グリーン: 分かった分かった。さっさとしろよ、新米。
[エージェント ロウは、地下への階段を降りてゆくグリーンの背に向かって中指を立てる。]
ロウ: [小声で再びグリーンの声を真似る] “さっさとしろよ、新米”。
[エージェント ロウは小声で愚痴を言い続けながらバスルームに再入室し、トイレに歩み寄る。]
ロウ: 待てよ… そんな馬鹿な…
[ロウがカメラを回して洗面台を映すと、乾燥した血液を除いて、先ほどの内容物が消えているのが分かる。ロウは素早く振り向いてシャワーカーテンを開け、同様に浴槽が空であることに気付く。]

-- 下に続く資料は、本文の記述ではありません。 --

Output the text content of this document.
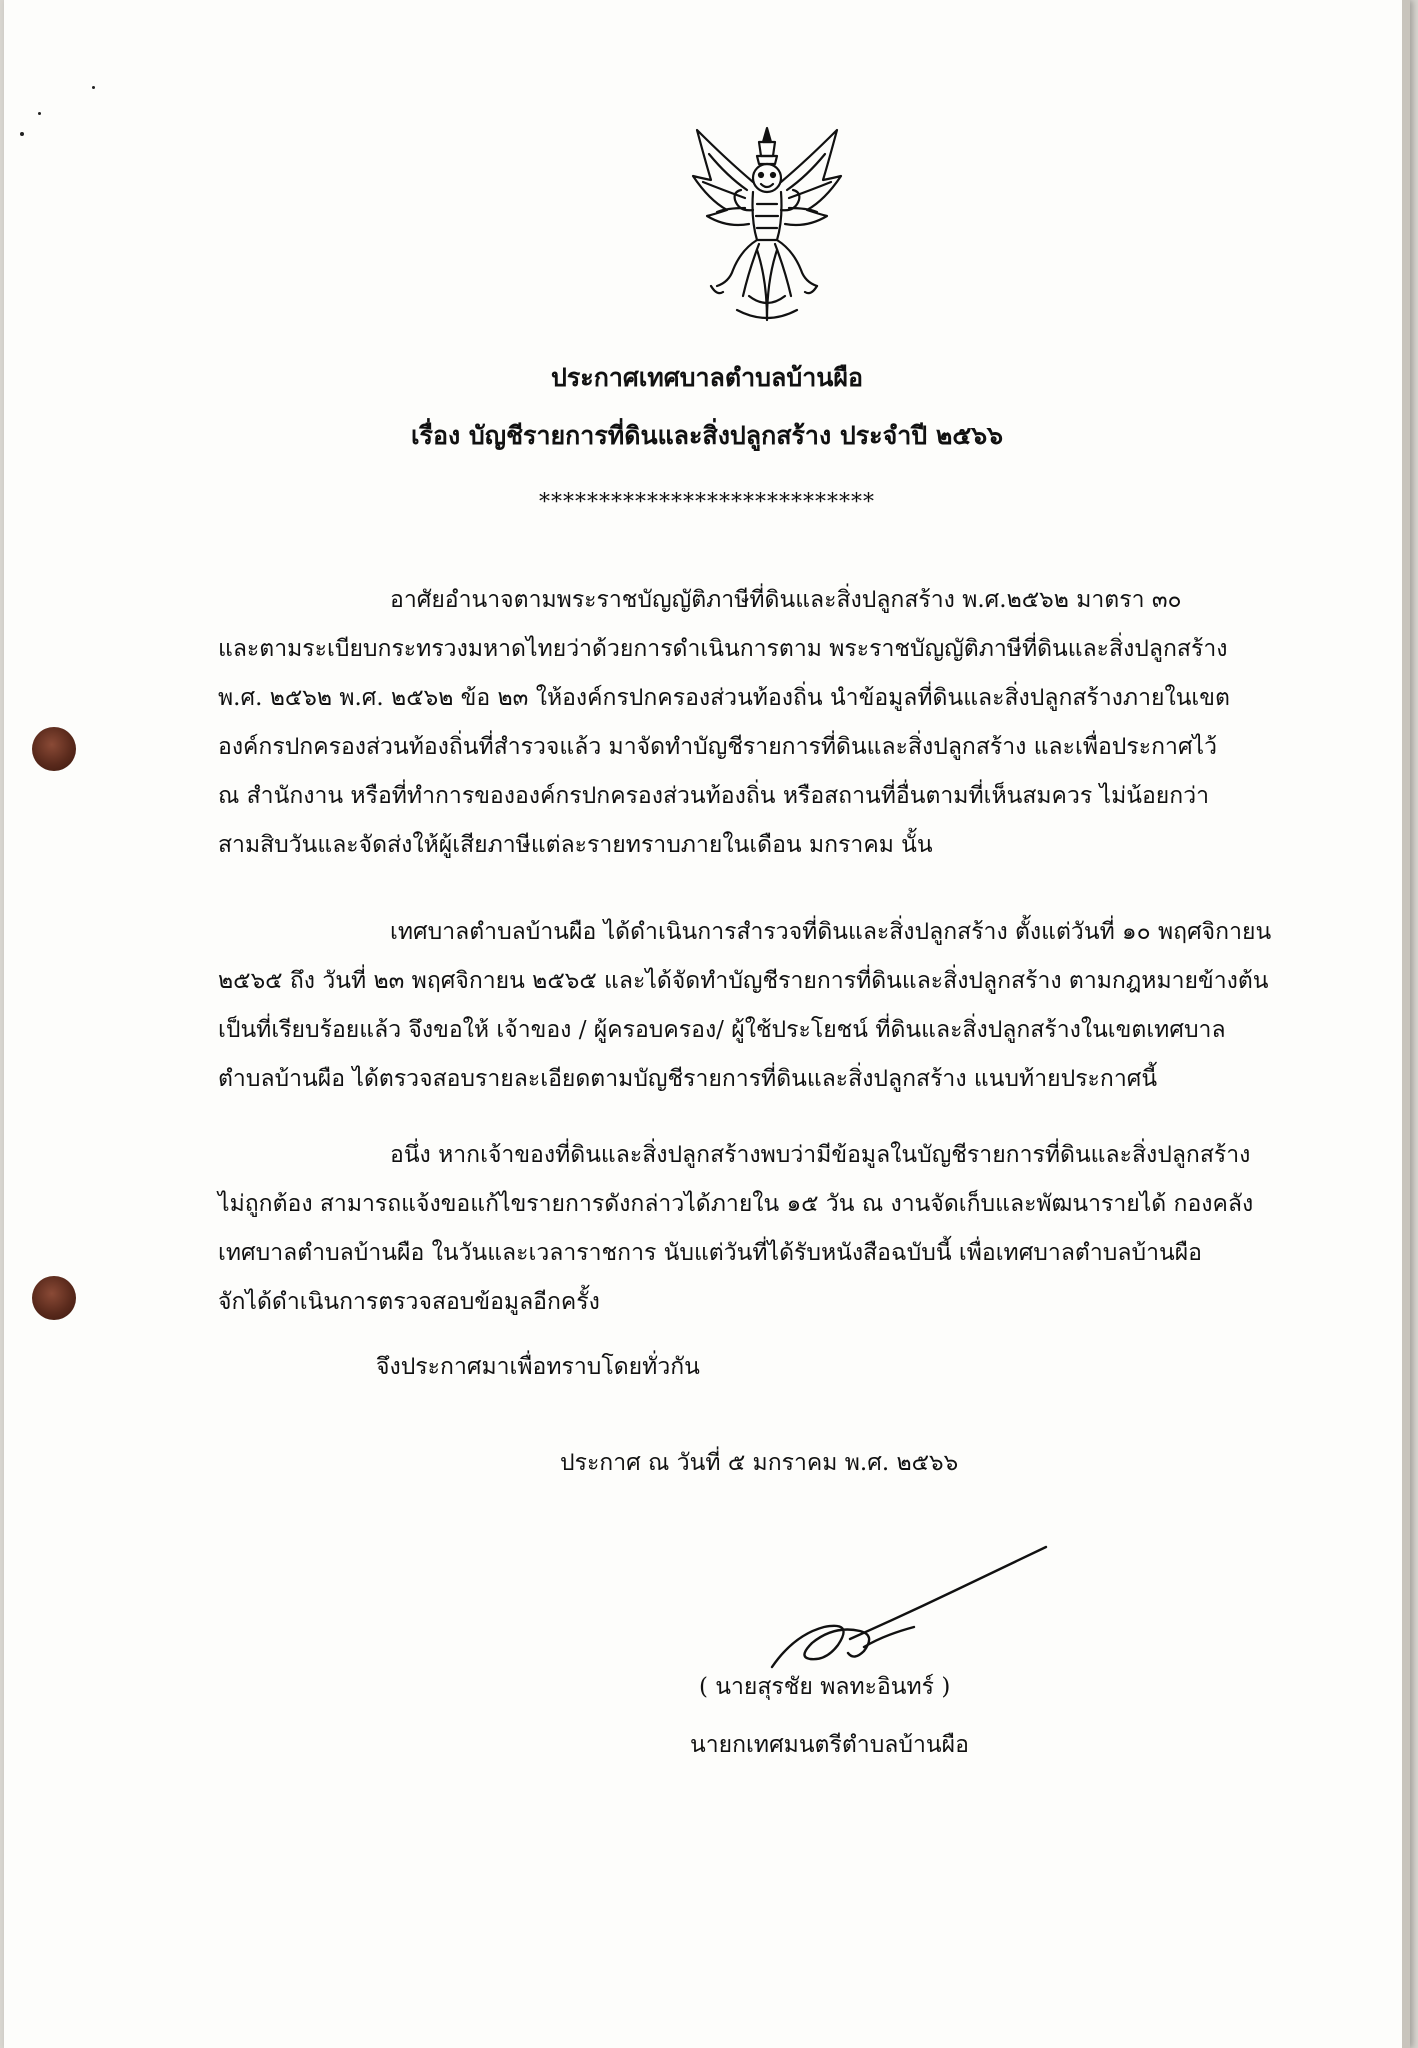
ประกาศเทศบาลตำบลบ้านผือ
เรื่อง บัญชีรายการที่ดินและสิ่งปลูกสร้าง ประจำปี ๒๕๖๖
****************************
อาศัยอำนาจตามพระราชบัญญัติภาษีที่ดินและสิ่งปลูกสร้าง พ.ศ.๒๕๖๒ มาตรา ๓๐
และตามระเบียบกระทรวงมหาดไทยว่าด้วยการดำเนินการตาม พระราชบัญญัติภาษีที่ดินและสิ่งปลูกสร้าง
พ.ศ. ๒๕๖๒ พ.ศ. ๒๕๖๒ ข้อ ๒๓ ให้องค์กรปกครองส่วนท้องถิ่น นำข้อมูลที่ดินและสิ่งปลูกสร้างภายในเขต
องค์กรปกครองส่วนท้องถิ่นที่สำรวจแล้ว มาจัดทำบัญชีรายการที่ดินและสิ่งปลูกสร้าง และเพื่อประกาศไว้
ณ สำนักงาน หรือที่ทำการขององค์กรปกครองส่วนท้องถิ่น หรือสถานที่อื่นตามที่เห็นสมควร ไม่น้อยกว่า
สามสิบวันและจัดส่งให้ผู้เสียภาษีแต่ละรายทราบภายในเดือน มกราคม นั้น
เทศบาลตำบลบ้านผือ ได้ดำเนินการสำรวจที่ดินและสิ่งปลูกสร้าง ตั้งแต่วันที่ ๑๐ พฤศจิกายน
๒๕๖๕ ถึง วันที่ ๒๓ พฤศจิกายน ๒๕๖๕ และได้จัดทำบัญชีรายการที่ดินและสิ่งปลูกสร้าง ตามกฎหมายข้างต้น
เป็นที่เรียบร้อยแล้ว จึงขอให้ เจ้าของ / ผู้ครอบครอง/ ผู้ใช้ประโยชน์ ที่ดินและสิ่งปลูกสร้างในเขตเทศบาล
ตำบลบ้านผือ ได้ตรวจสอบรายละเอียดตามบัญชีรายการที่ดินและสิ่งปลูกสร้าง แนบท้ายประกาศนี้
อนึ่ง หากเจ้าของที่ดินและสิ่งปลูกสร้างพบว่ามีข้อมูลในบัญชีรายการที่ดินและสิ่งปลูกสร้าง
ไม่ถูกต้อง สามารถแจ้งขอแก้ไขรายการดังกล่าวได้ภายใน ๑๕ วัน ณ งานจัดเก็บและพัฒนารายได้ กองคลัง
เทศบาลตำบลบ้านผือ ในวันและเวลาราชการ นับแต่วันที่ได้รับหนังสือฉบับนี้ เพื่อเทศบาลตำบลบ้านผือ
จักได้ดำเนินการตรวจสอบข้อมูลอีกครั้ง
จึงประกาศมาเพื่อทราบโดยทั่วกัน
ประกาศ ณ วันที่ ๕ มกราคม พ.ศ. ๒๕๖๖
( นายสุรชัย พลทะอินทร์ )
นายกเทศมนตรีตำบลบ้านผือ
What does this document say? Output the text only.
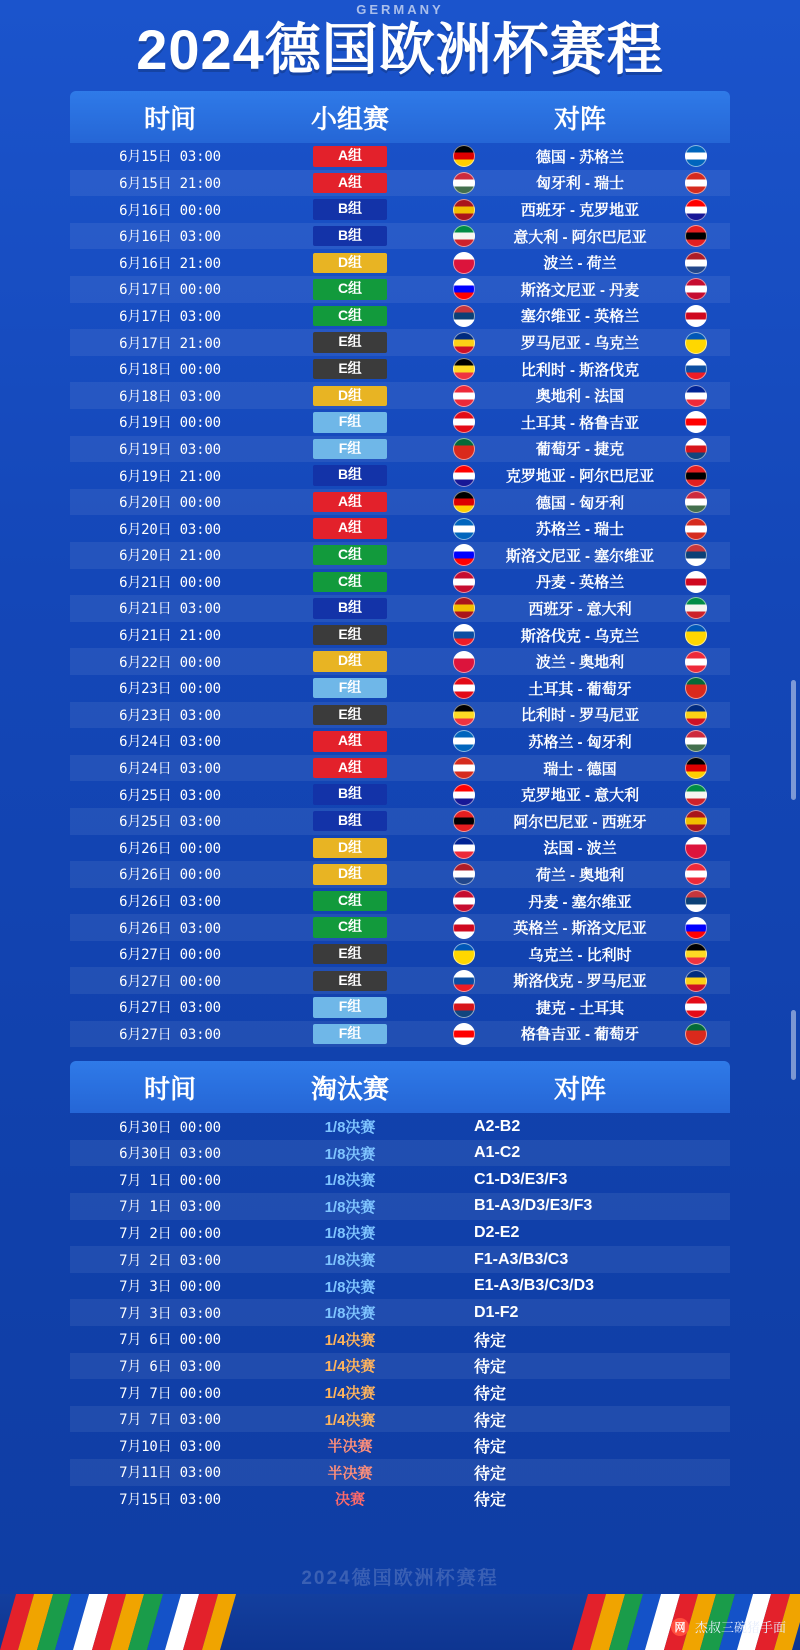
GERMANY
2024德国欧洲杯赛程
时间	小组赛	对阵
6月15日 03:00	A组	德国 - 苏格兰
6月15日 21:00	A组	匈牙利 - 瑞士
6月16日 00:00	B组	西班牙 - 克罗地亚
6月16日 03:00	B组	意大利 - 阿尔巴尼亚
6月16日 21:00	D组	波兰 - 荷兰
6月17日 00:00	C组	斯洛文尼亚 - 丹麦
6月17日 03:00	C组	塞尔维亚 - 英格兰
6月17日 21:00	E组	罗马尼亚 - 乌克兰
6月18日 00:00	E组	比利时 - 斯洛伐克
6月18日 03:00	D组	奥地利 - 法国
6月19日 00:00	F组	土耳其 - 格鲁吉亚
6月19日 03:00	F组	葡萄牙 - 捷克
6月19日 21:00	B组	克罗地亚 - 阿尔巴尼亚
6月20日 00:00	A组	德国 - 匈牙利
6月20日 03:00	A组	苏格兰 - 瑞士
6月20日 21:00	C组	斯洛文尼亚 - 塞尔维亚
6月21日 00:00	C组	丹麦 - 英格兰
6月21日 03:00	B组	西班牙 - 意大利
6月21日 21:00	E组	斯洛伐克 - 乌克兰
6月22日 00:00	D组	波兰 - 奥地利
6月23日 00:00	F组	土耳其 - 葡萄牙
6月23日 03:00	E组	比利时 - 罗马尼亚
6月24日 03:00	A组	苏格兰 - 匈牙利
6月24日 03:00	A组	瑞士 - 德国
6月25日 03:00	B组	克罗地亚 - 意大利
6月25日 03:00	B组	阿尔巴尼亚 - 西班牙
6月26日 00:00	D组	法国 - 波兰
6月26日 00:00	D组	荷兰 - 奥地利
6月26日 03:00	C组	丹麦 - 塞尔维亚
6月26日 03:00	C组	英格兰 - 斯洛文尼亚
6月27日 00:00	E组	乌克兰 - 比利时
6月27日 00:00	E组	斯洛伐克 - 罗马尼亚
6月27日 03:00	F组	捷克 - 土耳其
6月27日 03:00	F组	格鲁吉亚 - 葡萄牙
时间	淘汰赛	对阵
6月30日 00:00	1/8决赛	A2-B2
6月30日 03:00	1/8决赛	A1-C2
7月 1日 00:00	1/8决赛	C1-D3/E3/F3
7月 1日 03:00	1/8决赛	B1-A3/D3/E3/F3
7月 2日 00:00	1/8决赛	D2-E2
7月 2日 03:00	1/8决赛	F1-A3/B3/C3
7月 3日 00:00	1/8决赛	E1-A3/B3/C3/D3
7月 3日 03:00	1/8决赛	D1-F2
7月 6日 00:00	1/4决赛	待定
7月 6日 03:00	1/4决赛	待定
7月 7日 00:00	1/4决赛	待定
7月 7日 03:00	1/4决赛	待定
7月10日 03:00	半决赛	待定
7月11日 03:00	半决赛	待定
7月15日 03:00	决赛	待定
2024德国欧洲杯赛程
网 杰叔三碗猪手面
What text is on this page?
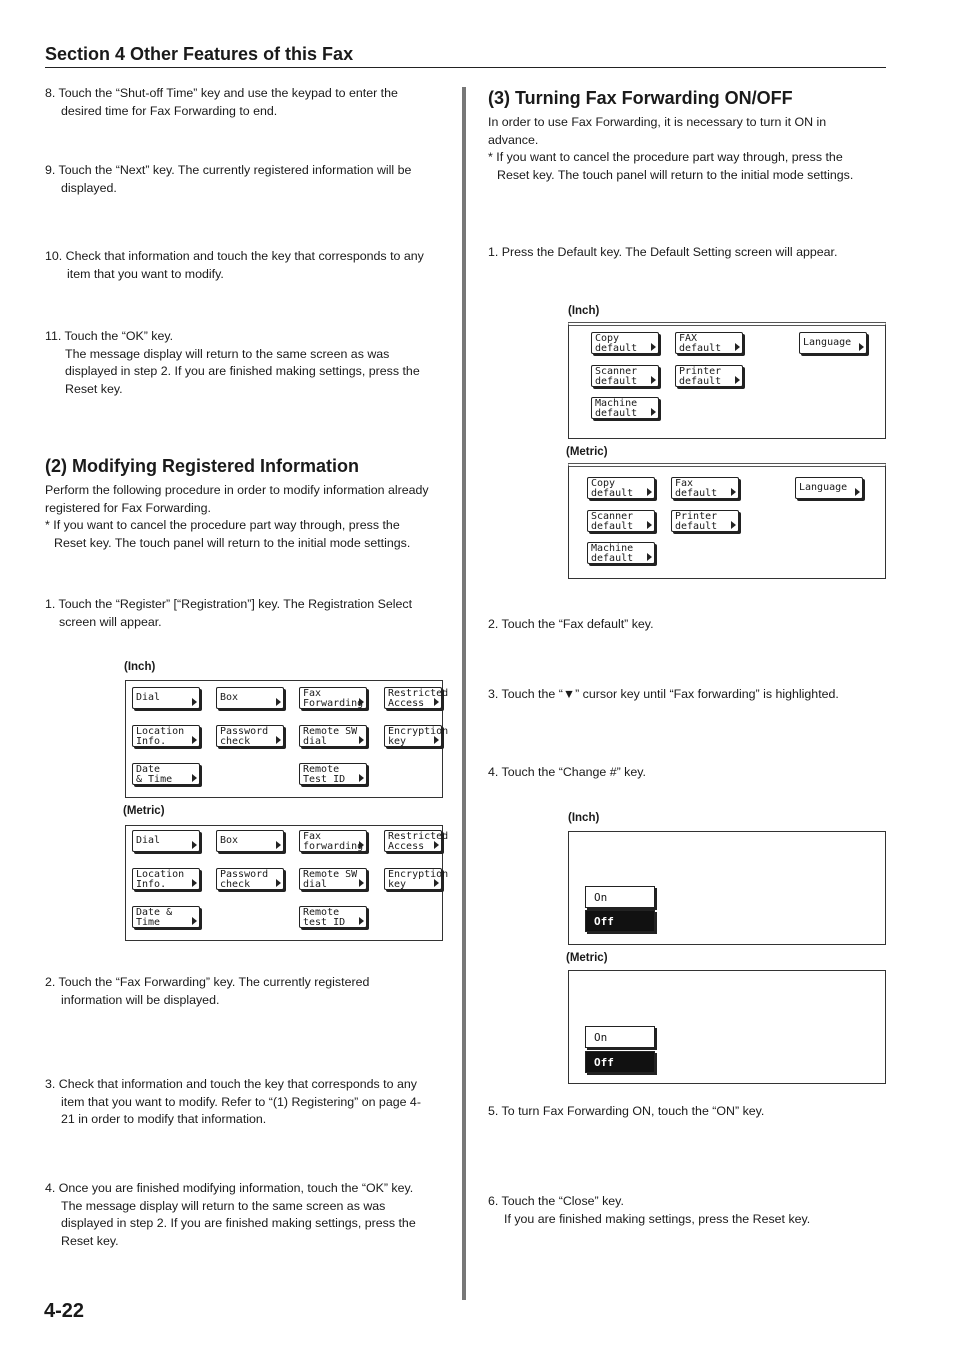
Section 4 Other Features of this Fax
8. Touch the “Shut-off Time” key and use the keypad to enter the
desired time for Fax Forwarding to end.
9. Touch the “Next” key. The currently registered information will be
displayed.
10. Check that information and touch the key that corresponds to any
item that you want to modify.
11. Touch the “OK” key.
The message display will return to the same screen as was
displayed in step 2. If you are finished making settings, press the
Reset key.
(2) Modifying Registered Information
Perform the following procedure in order to modify information already
registered for Fax Forwarding.
* If you want to cancel the procedure part way through, press the
Reset key. The touch panel will return to the initial mode settings.
1. Touch the “Register” [“Registration”] key. The Registration Select
screen will appear.
(Inch)
Dial	Box	Fax
Forwarding
Restricted
Access
Location
Info.
Password
check
Remote SW
dial
Encryption
key
Date
& Time
Remote
Test ID
(Metric)
Dial	Box	Fax
forwarding
Restricted
Access
Location
Info.
Password
check
Remote SW
dial
Encryption
key
Date &
Time
Remote
test ID
2. Touch the “Fax Forwarding” key. The currently registered
information will be displayed.
3. Check that information and touch the key that corresponds to any
item that you want to modify. Refer to “(1) Registering” on page 4-
21 in order to modify that information.
4. Once you are finished modifying information, touch the “OK” key.
The message display will return to the same screen as was
displayed in step 2. If you are finished making settings, press the
Reset key.
(3) Turning Fax Forwarding ON/OFF
In order to use Fax Forwarding, it is necessary to turn it ON in
advance.
* If you want to cancel the procedure part way through, press the
Reset key. The touch panel will return to the initial mode settings.
1. Press the Default key. The Default Setting screen will appear.
(Inch)
Copy
default
FAX
default
Language
Scanner
default
Printer
default
Machine
default
(Metric)
Copy
default
Fax
default
Language
Scanner
default
Printer
default
Machine
default
2. Touch the “Fax default” key.
3. Touch the “▼” cursor key until “Fax forwarding” is highlighted.
4. Touch the “Change #” key.
(Inch)
On
Off
(Metric)
On
Off
5. To turn Fax Forwarding ON, touch the “ON” key.
6. Touch the “Close” key.
If you are finished making settings, press the Reset key.
4-22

ロウ: ああ、止してくれよ。これは… ヤバい、グリーン!
[エージェント ロウはバスルームを走り出て地下室のドアに近寄る。彼が階段を降り始めると、データ破損によって映像が歪み始める3。]

ロウ: グリーン、もう行きましょう、今すぐに。マジで今まさに何かヤバい事が起きてます。報告を-
[ロウはプラスチック製の間仕切り壁を押し退け、開けた空間に入る。狭い空間の中心に、反対側の壁と向き合い、両腕を横に垂らしたグリーンの姿が見える。]
ロウ: ほら早く! 聞こえなかったんすか? 間違いなくイカレた事が起きてんですってば。マット!
[ロウはエージェント グリーンの肩を引っ張り、僅かにカメラの方を向かせる。グリーンは血塗れで、バスルームの洗面台にあったハンマーが潰れた胸郭に食い込んでいる。グリーンの上半身の穴や裂傷を通して、大きなヘビ様の塊が胸腔に潜り込んでいるのが見える。]
ロウ: そんな! いや… ダメだ、俺はもう逃げ-

[エージェント ロウが振り向くと、その進路上に女性ヒト型実体がしゃがみ込んでいるのが見える。実体は自らの顎を外し、大きなシュウシュウという音を発し始める。]
ロウ: おい、嘘だろ。
[ロウは後ろによろめいて床に倒れ込み、カメラは彼の手首に緩く固定された状態になる。実体が前に飛び出してロウの両足首を掴み、プラスチック製の間仕切りを越えて地下室の向こうへ引きずってゆく。]
ロウ: [支離滅裂な呟き]
[エージェント ロウがコンクリートの床に指先を食い込ませ、数枚の爪が剥がれる湿った音が聞こえる。]
ロウ: やめろ — お、俺を何処に連れてく気だ?
[眩い光が見えると同時に、再びファイル破損が映像を遮断し、デジタル的な映像の乱れの中で、甲高い金属質な響きを帯びたエージェント ロウの悲鳴が聞こえる。]
[約25分後、データ破損が再び解消され、カメラが空中で再起動する。カメラは落下し、地下室のコンクリートの床にぶつかる。部屋の中心で“道”が消散してゆく様子が映っており、完全に閉ざされると共に映像が途絶する。]